The camp itself is a test of one’s determination, commitment, teamwork skills, persistence and integrity – all words that can be seen posted on the walls inside Building 42. The players, who stay in dorms at the complex and are provided meals, start their days at 7:30 a.m. for practice morning sessions, Mahomes said.
During the training, participants compete in games at about 1:30 p.m., and finish their day near 5:30 p.m. The players also train at the outdoor baseball fields at the complex, including the Holman Stadium.
“They showed us how to properly field a ground ball,” said Jabeth, who started playing baseball at five years old.
Jabeth said that while at the camp, he formed relationships with other teens that he has never met.
“We all came together as a family,” Jabeth said.
Like Jabeth, Braswell has aspirations of becoming a MLB player. Braswell, who also plays instruments, plans to major in computer science at Florida A&M University.
Braswell said former MLB professional Lenny Webster, a catcher who played for the Minnesota Twins and the Baltimore Orioles, showed him fresh techniques to help catch baseballs during a game. Braswell said as a young boy, he looked up to Webster and other MLB greats who dominated the field.
Other coaches taught Braswell about bunt plays and how to keep his hips in motion when striking the ball, he said. Aside from providing discipline and training, the coaches are funny and occasionally crack jokes, the young athletes said.
“Coach Michael Tucker (former MLB outfielder) is always saying the other team is shaking…go give them a jacket,” Jabeth said.
Mahomes vividly remembers his father coaching him in baseball at four years old.
“He taught me what he knew. He was always there at the games,” Mahomes said. “That was the most impactful for me.”
Mahomes provided that same guidance and mentorship for his own son, Patrick Mahomes II, an NFL quarterback for the Kansas City Chiefs who led the team to two Super Bowl championships in 2019 and 2022. Mahomes said he started coaching his son when he was five years old.
“I coached Patrick everywhere. I took him to the baseball fields to let him see the atmosphere, how hard guys worked at the top level and stayed there,” Mahomes said. “I took Pat to the batting cages with me when I was playing.”
The younger Mahomes’ passion veered more toward football, a sport he played while attending Texas Tech University. Mahomes II was selected by the Chiefs during the 2017 NFL Draft.

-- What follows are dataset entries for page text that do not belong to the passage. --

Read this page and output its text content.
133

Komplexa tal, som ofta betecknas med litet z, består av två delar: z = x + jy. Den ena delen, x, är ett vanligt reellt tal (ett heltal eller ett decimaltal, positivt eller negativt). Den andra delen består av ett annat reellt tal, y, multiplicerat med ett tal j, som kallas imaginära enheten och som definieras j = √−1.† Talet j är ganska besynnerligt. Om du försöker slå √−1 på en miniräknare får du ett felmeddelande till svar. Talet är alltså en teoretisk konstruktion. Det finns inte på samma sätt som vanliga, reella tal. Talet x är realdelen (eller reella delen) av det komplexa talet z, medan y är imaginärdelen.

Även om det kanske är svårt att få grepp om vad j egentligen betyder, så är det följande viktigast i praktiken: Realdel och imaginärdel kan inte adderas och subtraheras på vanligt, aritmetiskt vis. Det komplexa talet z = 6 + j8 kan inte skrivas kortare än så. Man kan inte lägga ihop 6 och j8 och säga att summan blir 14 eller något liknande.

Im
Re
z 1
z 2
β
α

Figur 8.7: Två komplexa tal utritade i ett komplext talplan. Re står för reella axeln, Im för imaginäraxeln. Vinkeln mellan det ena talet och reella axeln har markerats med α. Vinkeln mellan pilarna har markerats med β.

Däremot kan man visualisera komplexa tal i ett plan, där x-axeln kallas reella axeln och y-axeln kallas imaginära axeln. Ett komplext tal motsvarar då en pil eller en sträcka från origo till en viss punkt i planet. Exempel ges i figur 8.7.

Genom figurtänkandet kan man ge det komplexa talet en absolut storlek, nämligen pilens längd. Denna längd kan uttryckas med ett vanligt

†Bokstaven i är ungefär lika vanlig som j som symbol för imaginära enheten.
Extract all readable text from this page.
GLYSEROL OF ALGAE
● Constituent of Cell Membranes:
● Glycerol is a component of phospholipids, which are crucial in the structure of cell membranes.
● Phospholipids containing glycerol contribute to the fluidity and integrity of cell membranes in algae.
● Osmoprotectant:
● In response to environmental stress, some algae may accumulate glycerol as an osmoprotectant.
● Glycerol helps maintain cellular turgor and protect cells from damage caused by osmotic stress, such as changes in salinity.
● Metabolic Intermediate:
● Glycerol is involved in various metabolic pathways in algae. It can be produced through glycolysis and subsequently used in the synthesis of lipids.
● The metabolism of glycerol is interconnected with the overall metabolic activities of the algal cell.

During his career, Mahomes II has garnered a variety of awards while playing in the NFL, including two-time Super Bowl MVP, two-time NFL most valuable player and five-time Pro Bowl star, amongst others.
Mahomes described his son’s success as surreal.
“It made me beam inside. I always knew he would have an opportunity to play professional sports,” Mahomes said. “He made it a goal to be in the NFL. It makes it all better to see your child achieve their dreams.”
Playing professional sports is also a tradition that runs through the blood of the Griffey family.
Griffey Sr., a three-time all-star and Cincinnati Reds Hall of Famer, and son Griffey Jr. were the first father-son duo to play on the same MLB team at the same time. The Griffey’s impact became even more historic as the two hit back-to-back home runs with the Seattle Mariners, competing against the California Angels, in 1990, according to the National Baseball Hall of Fame.
Mahomes, who was drafted into MLB at age 20, said the Hank Aaron Invitational is one of his most favorite events of the year, and that he plans to coach again next summer. Mahomes said it’s important to mentor the youth early to help them make their dreams become a reality.
“Go back and teach the kids at an early age so they don’t make the same mistakes we did,” Mahomes said.